NEW YORK -- The New York Yankees are desperate to cling on to any hope. On Wednesday, it was Starlin Castro's first walk-off home run at any level. Like a swimmer hurriedly trying to grasp a life preserver against the tide, the Yankees want something to hold onto.

On Wednesday, it was Castro, who entered having hit .225 over his last 46 games. The Yankees so want to believe his game-winner gave them some life. They won, 9-8, over the equally ho-hum Colorado Rockies, who had beaten them three times over the past week.

"We need any kind of wins we can get," Yankees manager Joe Girardi said.

The problem for the Yankees is that much of their roster is better suited for 2006 than 2016. That is why Girardi is managing any winnable game like a playoff game.

Even Carlos Beltran was "surprised" when he saw Dellin Betances trot in to pitch the top half of the seventh inning, down 8-4.

Girardi's move to avoid the rest of the mostly unreliable bullpen outside of the Big 3 proved a good one as Beltran, continually the Yankees' best player, cut the lead to 8-7 in the bottom of the seventh with a three-run homer.
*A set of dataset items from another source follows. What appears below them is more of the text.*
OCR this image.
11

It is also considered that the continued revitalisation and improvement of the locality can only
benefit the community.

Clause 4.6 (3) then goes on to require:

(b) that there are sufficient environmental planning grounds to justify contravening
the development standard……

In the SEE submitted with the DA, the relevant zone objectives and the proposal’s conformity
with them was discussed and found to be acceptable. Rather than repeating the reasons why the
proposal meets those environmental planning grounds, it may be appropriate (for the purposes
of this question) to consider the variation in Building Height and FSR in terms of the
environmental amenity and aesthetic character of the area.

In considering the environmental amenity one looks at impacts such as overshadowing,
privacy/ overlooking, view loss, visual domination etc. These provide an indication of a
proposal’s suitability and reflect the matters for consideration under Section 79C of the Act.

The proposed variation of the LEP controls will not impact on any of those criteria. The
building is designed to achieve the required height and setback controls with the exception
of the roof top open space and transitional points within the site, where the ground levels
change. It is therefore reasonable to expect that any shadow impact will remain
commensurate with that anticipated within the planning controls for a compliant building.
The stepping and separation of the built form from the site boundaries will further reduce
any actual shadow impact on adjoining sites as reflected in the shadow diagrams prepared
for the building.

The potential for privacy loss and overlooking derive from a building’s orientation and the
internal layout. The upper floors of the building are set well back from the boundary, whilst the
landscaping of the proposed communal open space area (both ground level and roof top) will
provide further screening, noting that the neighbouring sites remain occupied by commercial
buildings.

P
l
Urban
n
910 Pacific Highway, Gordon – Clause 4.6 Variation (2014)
Didi Gregorius would tie it with an RBI single later in the inning.

After Betances' 1-2-3 seventh, Andrew Miller and Aroldis Chapman matched him in the eighth and ninth, allowing Castro to win it in the ninth.
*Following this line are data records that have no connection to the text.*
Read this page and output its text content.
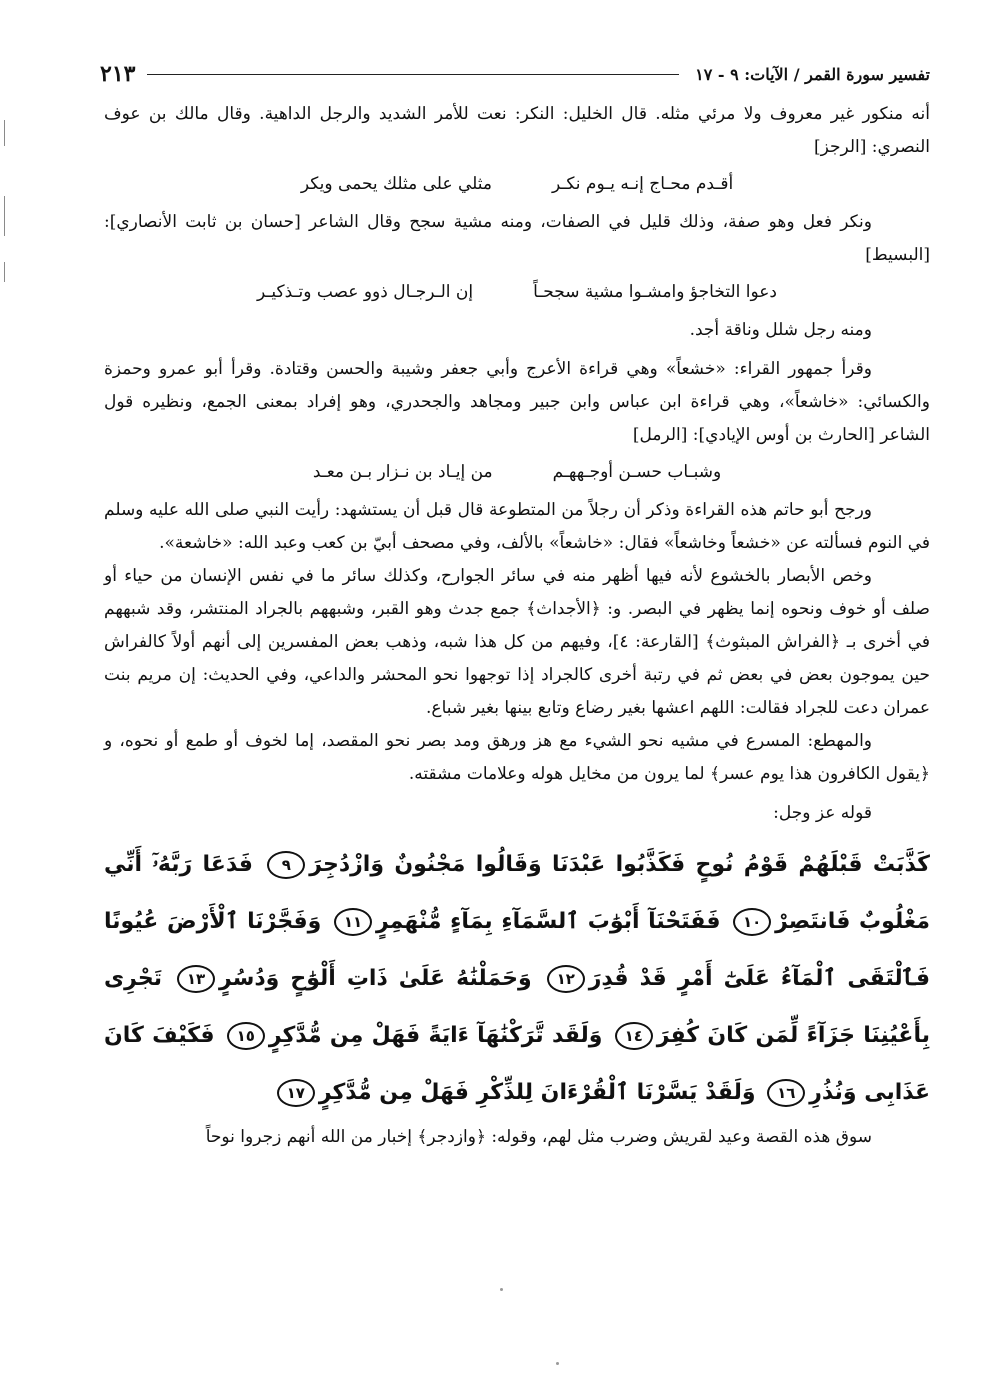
تفسير سورة القمر / الآيات: ٩ - ١٧
٢١٣

أنه منكور غير معروف ولا مرئي مثله. قال الخليل: النكر: نعت للأمر الشديد والرجل الداهية. وقال مالك بن عوف النصري: [الرجز]

أقـدم محـاج إنـه يـوم نكـر
مثلي على مثلك يحمى ويكر

ونكر فعل وهو صفة، وذلك قليل في الصفات، ومنه مشية سجح وقال الشاعر [حسان بن ثابت الأنصاري]: [البسيط]

دعوا التخاجؤ وامشـوا مشية سجحـاً
إن الـرجـال ذوو عصب وتـذكيـر

ومنه رجل شلل وناقة أجد.

وقرأ جمهور القراء: «خشعاً» وهي قراءة الأعرج وأبي جعفر وشيبة والحسن وقتادة. وقرأ أبو عمرو وحمزة والكسائي: «خاشعاً»، وهي قراءة ابن عباس وابن جبير ومجاهد والجحدري، وهو إفراد بمعنى الجمع، ونظيره قول الشاعر [الحارث بن أوس الإيادي]: [الرمل]

وشبـاب حسـن أوجـههـم
من إيـاد بن نـزار بـن معـد

ورجح أبو حاتم هذه القراءة وذكر أن رجلاً من المتطوعة قال قبل أن يستشهد: رأيت النبي صلى الله عليه وسلم في النوم فسألته عن «خشعاً وخاشعاً» فقال: «خاشعاً» بالألف، وفي مصحف أبيّ بن كعب وعبد الله: «خاشعة».

وخص الأبصار بالخشوع لأنه فيها أظهر منه في سائر الجوارح، وكذلك سائر ما في نفس الإنسان من حياء أو صلف أو خوف ونحوه إنما يظهر في البصر. و: ﴿الأجداث﴾ جمع جدث وهو القبر، وشبههم بالجراد المنتشر، وقد شبههم في أخرى بـ ﴿الفراش المبثوث﴾ [القارعة: ٤]، وفيهم من كل هذا شبه، وذهب بعض المفسرين إلى أنهم أولاً كالفراش حين يموجون بعض في بعض ثم في رتبة أخرى كالجراد إذا توجهوا نحو المحشر والداعي، وفي الحديث: إن مريم بنت عمران دعت للجراد فقالت: اللهم اعشها بغير رضاع وتابع بينها بغير شباع.

والمهطع: المسرع في مشيه نحو الشيء مع هز ورهق ومد بصر نحو المقصد، إما لخوف أو طمع أو نحوه، و ﴿يقول الكافرون هذا يوم عسر﴾ لما يرون من مخايل هوله وعلامات مشقته.

قوله عز وجل:

كَذَّبَتْ قَبْلَهُمْ قَوْمُ نُوحٍ فَكَذَّبُوا عَبْدَنَا وَقَالُوا مَجْنُونٌ وَازْدُجِرَ٩ فَدَعَا رَبَّهُۥٓ أَنِّي مَغْلُوبٌ فَانتَصِرْ١٠ فَفَتَحْنَآ أَبْوَٰبَ ٱلسَّمَآءِ بِمَآءٍ مُّنْهَمِرٍ١١ وَفَجَّرْنَا ٱلْأَرْضَ عُيُونًا فَٱلْتَقَى ٱلْمَآءُ عَلَىٰٓ أَمْرٍ قَدْ قُدِرَ١٢ وَحَمَلْنَٰهُ عَلَىٰ ذَاتِ أَلْوَٰحٍ وَدُسُرٍ١٣ تَجْرِى بِأَعْيُنِنَا جَزَآءً لِّمَن كَانَ كُفِرَ١٤ وَلَقَد تَّرَكْنَٰهَآ ءَايَةً فَهَلْ مِن مُّدَّكِرٍ١٥ فَكَيْفَ كَانَ عَذَابِى وَنُذُرِ١٦ وَلَقَدْ يَسَّرْنَا ٱلْقُرْءَانَ لِلذِّكْرِ فَهَلْ مِن مُّدَّكِرٍ١٧

سوق هذه القصة وعيد لقريش وضرب مثل لهم، وقوله: ﴿وازدجر﴾ إخبار من الله أنهم زجروا نوحاً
"I thought this was a real important win," Girardi said. "We did not want to start this homestand off 0-2."

While it is not impossible to see the Yankees being contenders for the wild card and perhaps the division, it is hard to be optimistic about finally beating the mediocre Rockies. Still, Girardi is channeling Tug McGraw.
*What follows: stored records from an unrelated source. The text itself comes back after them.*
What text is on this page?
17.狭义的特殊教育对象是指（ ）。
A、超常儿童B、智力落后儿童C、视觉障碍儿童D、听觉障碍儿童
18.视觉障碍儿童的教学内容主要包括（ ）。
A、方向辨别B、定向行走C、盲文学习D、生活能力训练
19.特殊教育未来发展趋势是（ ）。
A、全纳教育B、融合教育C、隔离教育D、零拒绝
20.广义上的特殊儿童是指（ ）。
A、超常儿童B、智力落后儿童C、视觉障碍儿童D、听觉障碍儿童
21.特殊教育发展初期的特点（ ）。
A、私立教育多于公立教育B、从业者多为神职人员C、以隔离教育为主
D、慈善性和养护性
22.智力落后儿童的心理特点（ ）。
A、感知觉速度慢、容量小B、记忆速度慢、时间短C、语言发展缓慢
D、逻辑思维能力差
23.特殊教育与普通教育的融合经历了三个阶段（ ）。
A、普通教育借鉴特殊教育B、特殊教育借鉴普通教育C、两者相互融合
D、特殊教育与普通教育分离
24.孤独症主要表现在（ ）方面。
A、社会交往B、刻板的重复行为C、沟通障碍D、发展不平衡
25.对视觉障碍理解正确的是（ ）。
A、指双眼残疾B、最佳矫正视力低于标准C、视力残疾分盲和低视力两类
"You have to believe," Girardi said. "That's part of of my job and getting the belief in them."

Beltran, whom the Yankees would be wise to trade, thinks the Yankees' wild-card pedigree from a year ago is a reason to believe.

"Last year, we did it," Beltran said. "I think this year we have a better team with the acquisition of Starlin, [Aaron] Hicks and Chapman in the bullpen. We just need to be consistent. We have been playing so inconsistent. We haven't played our best baseball yet. It just hasn't happened yet. I don't know when it is going to happen, but I'm looking forward to that."

The Yankees couldn't escape bad news Wednesday as CC Sabathia twisted his ankle in his first poor start since April, allowing six runs in 4 1/3 innings. Sabathia, along with Alex Rodriguez and Beltran, are older players whom the Yankees are overly reliant on.

"This is not what you need," Girardi said of Sabathia possibly being hurt. "We don't need him to be hurt."

Sabathia thinks he will make his next start, which is important. He barely made the rotation in the spring and now is the Yankees' second-best starter after Masahiro Tanaka. Sabathia must continue to produce because every win, even those in June, feels like one in October for this club.

"I have seen what they are capable of doing," Girardi said when asked why anyone should believe in his 35-36 team. "I've watched them. I know what is inside of them. I know how they go about their work. They are capable of doing that. Now, with saying that, we have to go do that. That's the hard part."

They got one Wednesday. Castro picked up the requisite Gatorade bath afterward, as the Yankees could breathe a bit easier for one day.